ABSTRACT Tumor hypoxia reduces the effectiveness of anti-cancer treatment with radiotherapy, some chemotherapy and immune checkpoint blockade therapy. For radiotherapy, biophysical measures show that hypoxic cells require 2.8-fold greater dose to achieve the same cell kill as those that are fully oxygenated. For immunotherapy, hypoxia has been shown to contribute to immune evasion and even accelerate T cell exhaustion. For these reasons, many groups have tried to deliver more oxygen to tumors as an adjuvant to increase tumor sensitivity.

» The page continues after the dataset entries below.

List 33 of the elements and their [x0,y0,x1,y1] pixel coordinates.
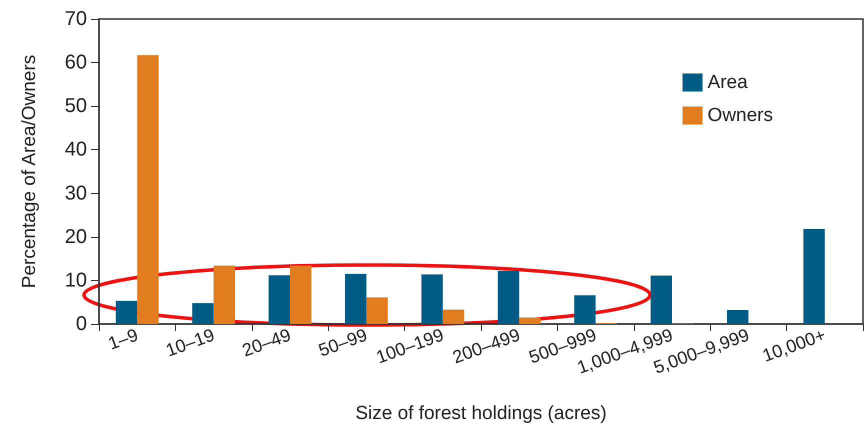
bar [366,297,388,324]
x-tick-label: 20–49 [240,324,294,361]
bar [498,270,520,324]
legend-label: Area [708,72,748,93]
bar [650,276,672,324]
y-tick-label: 60 [64,52,87,74]
bar [192,303,214,324]
bar [442,310,464,324]
bar [519,317,541,324]
bar [574,295,596,324]
y-tick-label: 10 [64,269,87,292]
y-tick-label: 40 [64,138,87,161]
y-tick-label: 30 [64,182,87,204]
bar [345,274,366,324]
x-tick-label: 10–19 [163,324,218,361]
y-tick-label: 0 [76,313,87,335]
bar [803,229,825,324]
x-tick-label: 50–99 [316,324,370,361]
y-tick-label: 20 [64,226,87,248]
bar [290,266,312,324]
x-tick-label: 1–9 [106,324,141,354]
bar [214,266,235,324]
x-axis-title: Size of forest holdings (acres) [355,403,607,424]
y-axis-title: Percentage of Area/Owners [19,54,40,288]
bar [421,274,443,324]
bar [727,310,748,324]
legend-label: Owners [708,105,774,126]
bar [116,300,138,324]
bar [137,55,159,324]
y-tick-label: 50 [64,95,87,118]
y-tick-label: 70 [64,8,87,30]
bar [268,275,290,324]
x-tick-label: 10,000+ [760,324,828,366]
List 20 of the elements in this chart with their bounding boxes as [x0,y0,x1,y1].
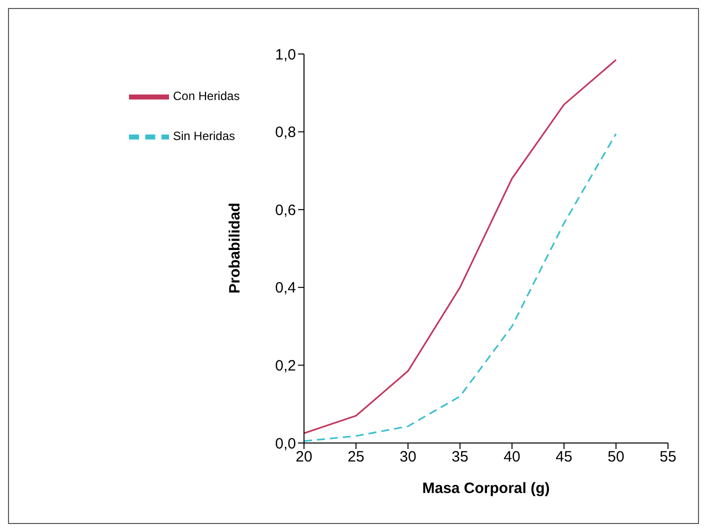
y-tick-label: 0,2 [275,358,296,375]
x-tick-label: 45 [556,448,572,466]
y-tick-label: 0,8 [275,124,296,142]
line-series [304,59,617,434]
x-tick-label: 25 [348,448,364,466]
x-tick-label: 50 [608,448,624,466]
y-axis-title: Probabilidad [226,202,244,294]
y-tick-label: 1,0 [275,46,296,64]
legend-label: Sin Heridas [173,129,236,144]
x-tick-label: 55 [660,448,676,466]
x-tick-label: 35 [452,448,468,466]
y-tick-label: 0,6 [275,202,296,219]
y-tick-label: 0,0 [275,435,296,452]
legend-label: Con Heridas [173,89,240,104]
x-tick-label: 30 [400,448,416,466]
x-axis-title: Masa Corporal (g) [422,480,550,497]
x-tick-label: 40 [504,448,520,466]
line-series [304,132,617,442]
x-tick-label: 20 [296,448,312,466]
y-tick-label: 0,4 [275,280,296,297]
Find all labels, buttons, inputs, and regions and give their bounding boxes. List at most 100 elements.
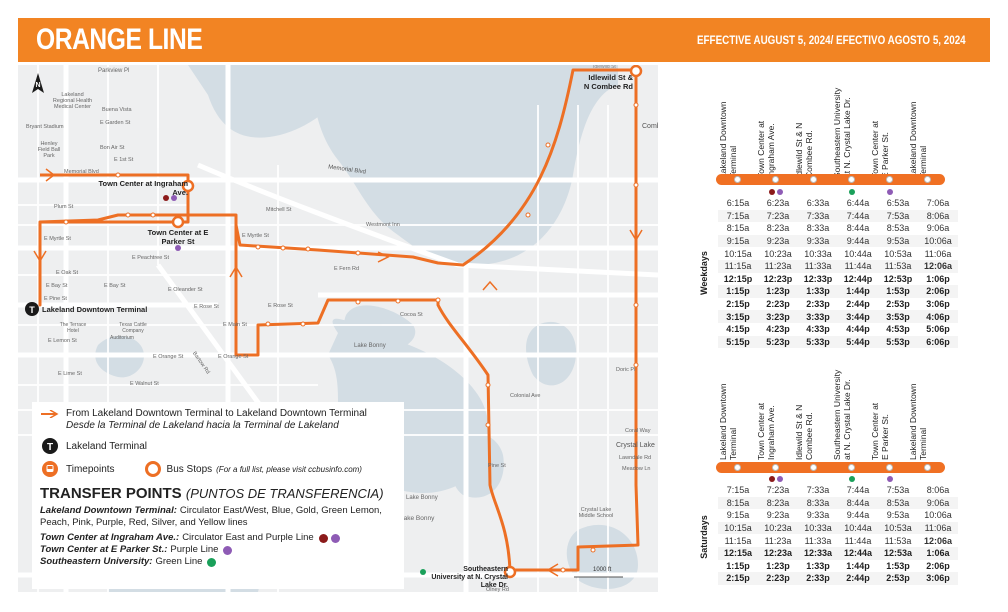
street-label: E Bay St: [46, 283, 68, 289]
departure-time: 1:44p: [846, 560, 870, 571]
stop-header: Town Center at Ingraham Ave.: [756, 402, 776, 460]
scale-bar-label: 1000 ft: [593, 567, 612, 573]
schedule-row: 12:15a 12:23a 12:33a 12:44a 12:53a 1:06a: [718, 546, 958, 560]
street-label: Cocoa St: [400, 312, 423, 318]
departure-time: 12:06a: [923, 535, 953, 546]
legend-stops: Timepoints Bus Stops (For a full list, p…: [40, 461, 396, 477]
departure-time: 7:15a: [726, 485, 750, 496]
departure-time: 2:53p: [878, 572, 918, 585]
departure-time: 6:53a: [886, 198, 910, 209]
departure-time: 9:06a: [918, 496, 958, 510]
departure-time: 1:15p: [726, 560, 750, 571]
departure-time: 5:53p: [878, 335, 918, 349]
departure-time: 3:06p: [918, 572, 958, 585]
departure-time: 9:44a: [838, 234, 878, 248]
departure-time: 1:33p: [798, 285, 838, 298]
departure-time: 10:06a: [918, 234, 958, 248]
departure-time: 10:53a: [878, 521, 918, 535]
departure-time: 1:53p: [878, 285, 918, 298]
departure-time: 11:23a: [758, 259, 798, 273]
departure-time: 3:23p: [758, 310, 798, 323]
departure-time: 12:23p: [763, 273, 793, 284]
departure-time: 2:06p: [926, 560, 950, 571]
stop-header: Southeastern University at N. Crystal La…: [832, 369, 852, 460]
departure-time: 3:53p: [878, 310, 918, 323]
stop-marker: [772, 176, 779, 183]
departure-time: 2:44p: [846, 299, 870, 310]
poi-label: Henley Field Ball Park: [37, 141, 61, 159]
departure-time: 6:44a: [846, 198, 870, 209]
departure-time: 2:15p: [726, 299, 750, 310]
departure-time: 11:23a: [764, 535, 792, 546]
departure-time: 1:44p: [838, 285, 878, 298]
poi-label: Crystal Lake Middle School: [578, 507, 614, 519]
legend-direction: From Lakeland Downtown Terminal to Lakel…: [40, 408, 396, 419]
departure-time: 11:06a: [918, 521, 958, 535]
departure-time: 5:23p: [758, 335, 798, 349]
schedule-row: 10:15a 10:23a 10:33a 10:44a 10:53a 11:06a: [718, 247, 958, 260]
svg-text:T: T: [47, 442, 53, 453]
stop-marker: [924, 464, 931, 471]
departure-time: 10:23a: [758, 521, 798, 535]
poi-label: Auditorium: [110, 335, 134, 341]
departure-time: 8:33a: [806, 223, 830, 234]
departure-time: 4:15p: [726, 324, 750, 335]
departure-time: 6:23a: [766, 198, 790, 209]
stop-header: Lakeland Downtown Terminal: [718, 383, 738, 460]
schedule-row: 7:15a 7:23a 7:33a 7:44a 7:53a 8:06a: [718, 484, 958, 497]
departure-time: 9:23a: [766, 510, 790, 521]
departure-time: 4:23p: [766, 324, 790, 335]
departure-time: 8:15a: [718, 496, 758, 510]
departure-time: 9:06a: [926, 223, 950, 234]
timepoint-label-terminal[interactable]: Lakeland Downtown Terminal: [42, 305, 148, 314]
departure-time: 4:53p: [886, 324, 910, 335]
street-label: E Pine St: [44, 296, 67, 302]
departure-time: 2:53p: [886, 299, 910, 310]
svg-text:N: N: [35, 82, 40, 89]
departure-time: 8:53a: [886, 223, 910, 234]
schedule-row: 8:15a 8:23a 8:33a 8:44a 8:53a 9:06a: [718, 496, 958, 510]
departure-time: 11:44a: [844, 535, 872, 546]
poi-label: Lakeland Regional Health Medical Center: [52, 92, 93, 110]
stop-header: Town Center at E Parker St.: [870, 120, 890, 178]
departure-time: 11:53a: [878, 259, 918, 273]
terminal-icon: T: [40, 438, 60, 454]
green-line-dot-icon: [207, 557, 217, 567]
departure-time: 11:15a: [718, 259, 758, 273]
stop-marker: [886, 464, 893, 471]
departure-time: 2:44p: [838, 572, 878, 585]
stop-marker: [772, 464, 779, 471]
saturday-schedule: Lakeland Downtown Terminal Town Center a…: [699, 370, 990, 602]
timepoint-label-southeastern[interactable]: Southeastern University at N. Crystal La…: [431, 566, 508, 589]
place-label: Combee: [642, 123, 658, 130]
weekday-times-table: 6:15a 6:23a 6:33a 6:44a 6:53a 7:06a 7:15a 7:23a…: [718, 197, 958, 349]
schedule-row: 3:15p 3:23p 3:33p 3:44p 3:53p 4:06p: [718, 310, 958, 323]
purple-line-dot-icon: [887, 476, 893, 482]
departure-time: 7:53a: [886, 485, 910, 496]
schedule-row: 4:15p 4:23p 4:33p 4:44p 4:53p 5:06p: [718, 323, 958, 336]
departure-time: 7:44a: [838, 209, 878, 223]
circulator-east-dot-icon: [318, 533, 328, 543]
street-label: E Walnut St: [130, 381, 159, 387]
transfer-southeastern: Southeastern University: Green Line: [40, 556, 396, 568]
departure-time: 7:23a: [758, 209, 798, 223]
departure-time: 7:53a: [878, 209, 918, 223]
departure-time: 12:33p: [803, 273, 833, 284]
schedule-row: 2:15p 2:23p 2:33p 2:44p 2:53p 3:06p: [718, 298, 958, 311]
timepoint-label-parker[interactable]: Town Center at E Parker St: [147, 228, 209, 246]
departure-time: 12:33a: [798, 546, 838, 560]
green-line-dot-icon: [849, 476, 855, 482]
timepoint-label-ingraham[interactable]: Town Center at Ingraham Ave.: [98, 179, 188, 197]
stop-marker: [848, 464, 855, 471]
purple-line-dot-icon: [330, 533, 340, 543]
departure-time: 9:15a: [726, 510, 750, 521]
schedule-row: 8:15a 8:23a 8:33a 8:44a 8:53a 9:06a: [718, 222, 958, 235]
departure-time: 12:15a: [718, 546, 758, 560]
schedule-row: 5:15p 5:23p 5:33p 5:44p 5:53p 6:06p: [718, 335, 958, 349]
departure-time: 2:33p: [798, 572, 838, 585]
departure-time: 2:15p: [718, 572, 758, 585]
timepoint-label-idlewild[interactable]: Idlewild St & N Combee Rd: [583, 73, 633, 91]
street-label: E Orange St: [218, 354, 249, 360]
departure-time: 12:53a: [878, 546, 918, 560]
departure-time: 11:33a: [804, 535, 832, 546]
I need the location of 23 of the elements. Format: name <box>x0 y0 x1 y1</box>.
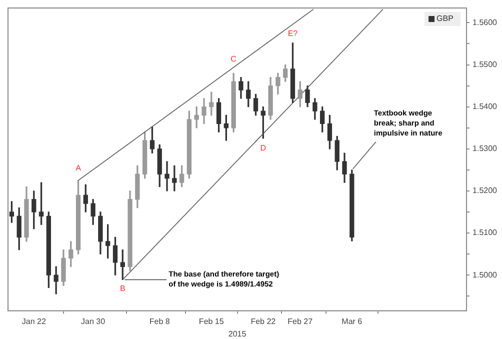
annotation: B <box>120 284 126 293</box>
y-tick-label: 1.5500 <box>472 60 498 69</box>
legend-label: GBP <box>436 14 454 24</box>
x-tick-label: Feb 22 <box>250 316 276 326</box>
y-tick-label: 1.5600 <box>472 18 498 27</box>
candlestick <box>54 266 58 294</box>
y-tick-label: 1.5200 <box>472 186 498 196</box>
candlestick <box>164 161 170 192</box>
x-axis-title: 2015 <box>228 329 247 338</box>
x-tick-label: Feb 8 <box>149 316 170 326</box>
x-tick-label: Mar 6 <box>342 316 363 326</box>
annotation: D <box>260 144 266 153</box>
x-tick-label: Jan 30 <box>81 316 106 326</box>
annotation: C <box>230 54 237 64</box>
x-tick-label: Feb 27 <box>288 316 314 326</box>
y-tick-label: 1.5400 <box>472 102 498 112</box>
annotation: A <box>76 164 82 173</box>
annotation: E? <box>288 29 298 38</box>
y-tick-label: 1.5300 <box>472 144 498 154</box>
y-tick-label: 1.5000 <box>472 270 498 280</box>
x-tick-label: Jan 22 <box>22 316 46 326</box>
y-tick-label: 1.5100 <box>472 228 498 238</box>
x-tick-label: Feb 15 <box>198 316 224 326</box>
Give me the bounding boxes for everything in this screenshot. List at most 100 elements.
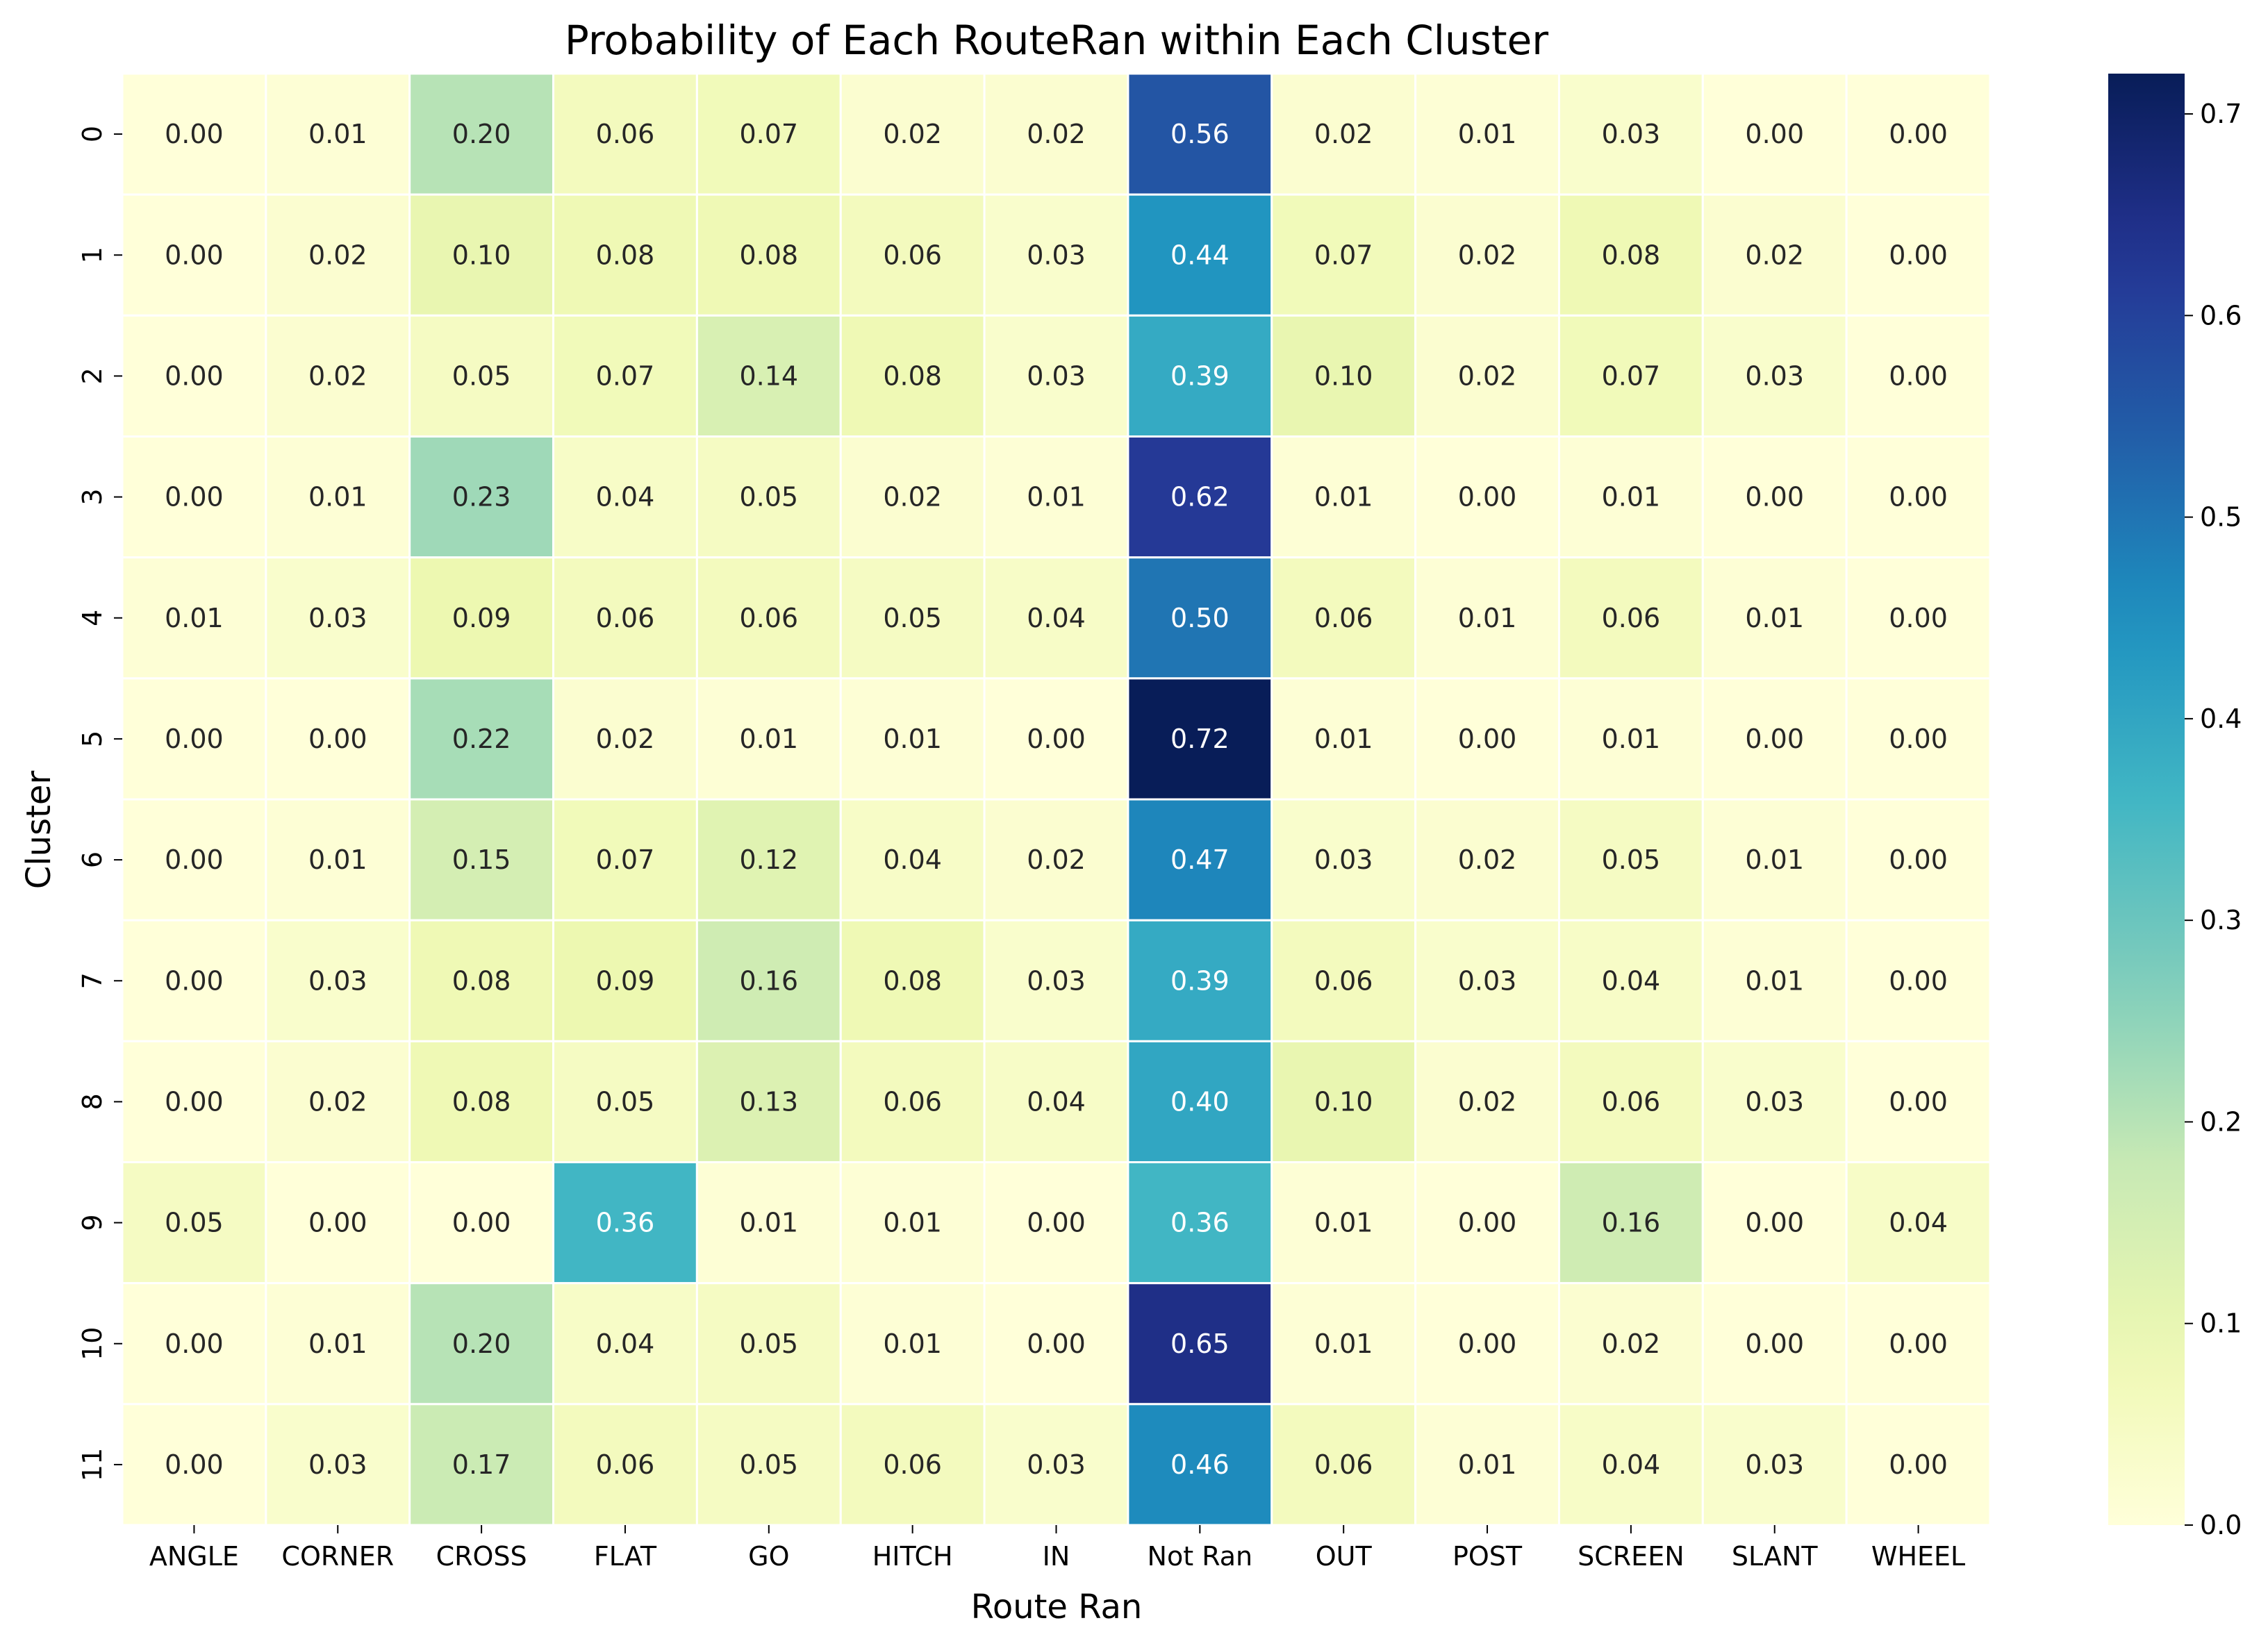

Unfortunately, this approach has met with disappointing clinical results. We have looked at tumor oxygenation differently, as a supply and demand mismatch, with the supply being inadequate to meet the demand of the growing tumor mass. Therefore, if we could reduce oxygen demand rather than increase supply, we could effectively reduce hypoxia and sensitize tumors. Because mitochondria are the major sink for oxygen within a cell, we propose that novel mitochondria inhibitors would reduce oxygen demand to match the limited supply. We have identified papaverine (PPV) as an FDA-approved molecule with the ability to inhibit mitochondrial function at clinical doses. Published studies from our group showed that in mouse tumors that papaverine can radiosensitize through inhibition of mitochondrial function, producing ?Metabolic Radiosensitization?. Papaverine was originally isolated from the poppy and used as a smooth muscle vasorelaxant presumably due to inhibition of phosphodiesterase 10A. This activity makes it an effective drug for cerebral vasospasm, but causes a systemic drop in blood pressure and potential adverse cardiovascular effects. We therefore propose in this application to synthesize and evaluate new small molecule derivatives of papverine that we have designed to remove its activity as a phosphodiesterase inhibitor, but retain its activity as a mitochondrial complex 1 inhibitor. Using these PPV derivatives, and sophisticated mouse models of cancer, we intend to prove that inhibition of mitochondrial function is an effective strategy for removing hypoxia in solid tumors without affecting well oxygenated normal tissue. Preliminary data supports the overall theory that mitochondrial inhibitors increase tumor oxygenation and sensitivity to radiotherapy and immune checkpoint blockade therapy.